Une Enquête

Il a suffit de quelques jours pour que tout redevienne normal. Enfin, passablement normal. Disons que j'arrive de nouveau à tenir une conversation qui n'est pas dénuée de cohérence avec Edelgard. J'ai toujours ce petit quelque chose qui fourmille dans mon estomac quand parfois, son regard se trouble et me ramène à ce fameux moment qui lui, restera je le crains, gravé pendant longtemps.

—Tu dois être heureuse.

—Pardon ?

—De retrouver ton lit.

De quoi d'autre, sinon ? Peu importe, je vais en effet retrouver ma chambre, ma chambre à moi seule puisque mon père a enfin pu obtenir gain de cause et la chambre d'Edelgard est fin prête à l'accueillir, elle et ses manières. J'ose espérer qu'il y aura suffisamment de place pour celles-ci cependant.

La blanche en sort justement après s'être habillée. Puisqu'elle va tous les jours à l'académie, je ne la vois que rarement dans des vêtements ordinaires, en dehors de son uniforme, en d'autres mots. D'ailleurs, elle s'est apprêtée particulièrement bien, ce soir, un pantalon noir serré et un chemisier vermeil dont un ruban noir de Jais noue le col. J'en connais une qui va se faire particulièrement remarquer.
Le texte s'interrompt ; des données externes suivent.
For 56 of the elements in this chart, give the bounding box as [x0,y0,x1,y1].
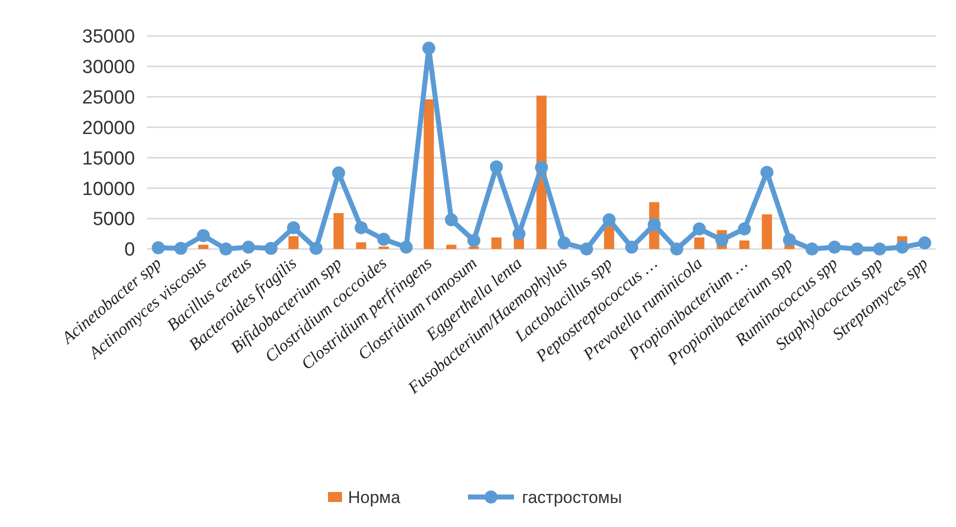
bar [424,99,434,249]
point [242,240,255,254]
point [196,229,210,242]
point [625,240,638,254]
point [738,222,751,236]
bar [694,237,704,249]
point [400,240,413,254]
y-tick-label: 35000 [82,26,135,48]
y-tick-label: 30000 [82,57,135,78]
point [806,242,819,256]
bar [604,226,614,249]
point [174,242,188,255]
bar [491,237,502,249]
bar [198,244,208,249]
point [715,233,728,246]
point [490,160,503,174]
point [287,221,300,234]
y-tick-label: 15000 [82,148,135,170]
point [219,242,232,256]
point [580,242,594,256]
point [512,227,526,240]
point [310,242,323,255]
point [670,242,684,256]
point [782,233,796,246]
point [602,213,616,226]
point [850,242,864,256]
point [152,241,165,254]
point [896,240,909,254]
point [692,222,706,236]
point [760,166,774,179]
point [918,236,932,250]
point [535,160,548,174]
bar [739,240,750,249]
point [377,232,390,246]
point [444,213,458,226]
bar [446,244,456,249]
y-tick-label: 20000 [82,118,135,139]
legend-label: гастростомы [522,488,622,507]
y-tick-label: 25000 [82,88,135,109]
point [873,242,886,256]
point [648,218,661,232]
legend-label: Норма [348,488,401,507]
point [264,242,278,255]
point [332,166,346,180]
bar [288,236,299,249]
y-tick-label: 10000 [82,178,135,200]
point [558,236,571,250]
point [467,234,480,247]
point [354,221,368,234]
bar [762,214,772,249]
bar [356,242,366,249]
y-tick-label: 5000 [92,209,135,230]
point [422,42,436,55]
point [828,240,842,254]
bar [334,213,344,249]
y-tick-label: 0 [124,240,135,261]
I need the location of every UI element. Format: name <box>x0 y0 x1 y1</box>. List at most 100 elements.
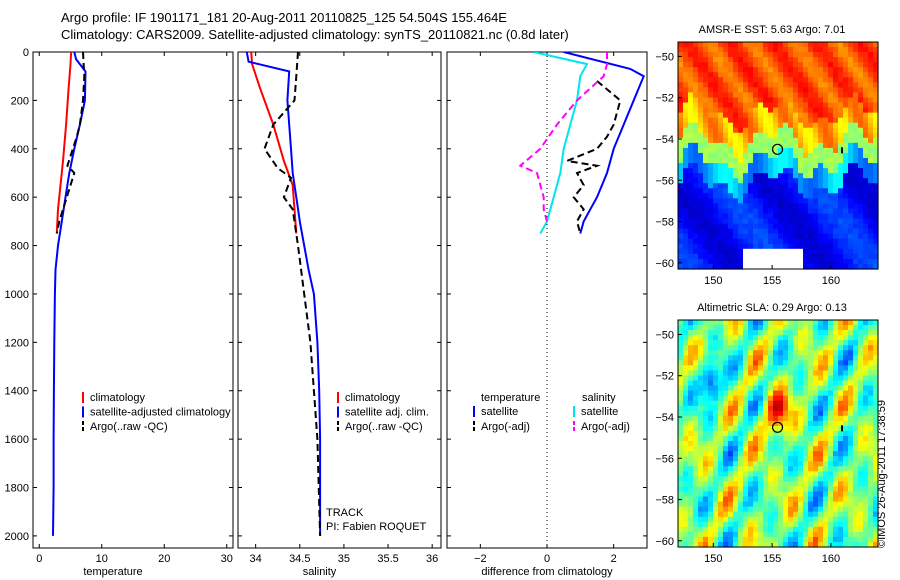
altimetric-sla-map-cell <box>833 476 839 483</box>
altimetric-sla-map-cell <box>698 521 704 528</box>
altimetric-sla-map-cell <box>768 466 774 472</box>
amsre-sst-map-cell <box>828 62 834 68</box>
altimetric-sla-map-cell <box>728 340 734 346</box>
amsre-sst-map-cell <box>723 77 729 83</box>
altimetric-sla-map-cell <box>823 481 829 488</box>
altimetric-sla-map-cell <box>718 541 724 548</box>
altimetric-sla-map-cell <box>793 471 799 477</box>
altimetric-sla-map-cell <box>743 531 749 538</box>
amsre-sst-map-cell <box>858 258 864 265</box>
altimetric-sla-map-cell <box>783 340 789 346</box>
amsre-sst-map-cell <box>798 117 804 124</box>
amsre-sst-map-cell <box>713 233 719 240</box>
amsre-sst-map-cell <box>838 263 844 270</box>
amsre-sst-map-cell <box>708 112 714 119</box>
altimetric-sla-map-cell <box>743 501 749 508</box>
difference-from-climatology-xtick-label: −2 <box>474 553 487 565</box>
amsre-sst-map-cell <box>823 263 829 270</box>
altimetric-sla-map-cell <box>683 526 689 533</box>
amsre-sst-map-cell <box>748 183 754 189</box>
amsre-sst-map-cell <box>788 248 794 255</box>
amsre-sst-map-cell <box>708 198 714 205</box>
amsre-sst-map-cell <box>803 168 809 174</box>
altimetric-sla-map-cell <box>748 415 754 422</box>
amsre-sst-map-cell <box>858 188 864 194</box>
amsre-sst-map-cell <box>723 102 729 109</box>
altimetric-sla-map-cell <box>838 430 844 437</box>
amsre-sst-map-cell <box>788 208 794 215</box>
amsre-sst-map-cell <box>818 263 824 270</box>
altimetric-sla-map-cell <box>733 425 739 432</box>
altimetric-sla-map-cell <box>793 340 799 346</box>
amsre-sst-map-cell <box>703 213 709 220</box>
amsre-sst-map-cell <box>803 42 809 48</box>
amsre-sst-map-cell <box>698 97 704 104</box>
altimetric-sla-map-cell <box>683 345 689 351</box>
altimetric-sla-map-cell <box>748 380 754 387</box>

—Est-ce que tu souhaites qu'on te dépose, El ? demande Anselma qui sourit en apercevant sa fille.

—Non, ça ira, allez-y si vous ne voulez pas être en retard.

Anselma embrasse sa fille sur la joue - elle aussi est très bien habillée d'ailleurs - et s'éloigne vers l'entrée ou elle enfile une paire de talons. Mon père et elle dînent au restaurant ce soir, et rentreront très tard. Vraiment très tard puisque l'endroit - très chic - dans lequel il faut réserver plus d'un mois à l'avance, est à l'autre bout de la ville. Ha, pour ça, par contre, il ne perd pas le nord, pensé-je lorsque je vois mon père sortir de sa chambre, une chemise blanche parfaitement repassée dressée sur ses larges épaules.

—Elle voulait te déposer où ? je demande au reflet de mon amour d'autrefois une fois les deux adultes sortis.

—Chez un ami, il organise une fête ce soir.

—Une fête ? je répète.

—Une fête, elle confirme.

—Parce que toi, tu vas à des fêtes ? dis-je dubitative en arquant un sourcils.

—Ne commence pas, Byleth, je n'ai pas envie de me prendre la tête avec toi ce soir.

Comment ça, se « prendre la tête » avec moi ? Je vois là toute l'estime qu'elle me porte, c'est dingue. Moi qui pensais que les choses étaient plus ou moins normales, entre nous, mais force est de constater que je ne suis pas grand chose à ses yeux, hormis encombrante.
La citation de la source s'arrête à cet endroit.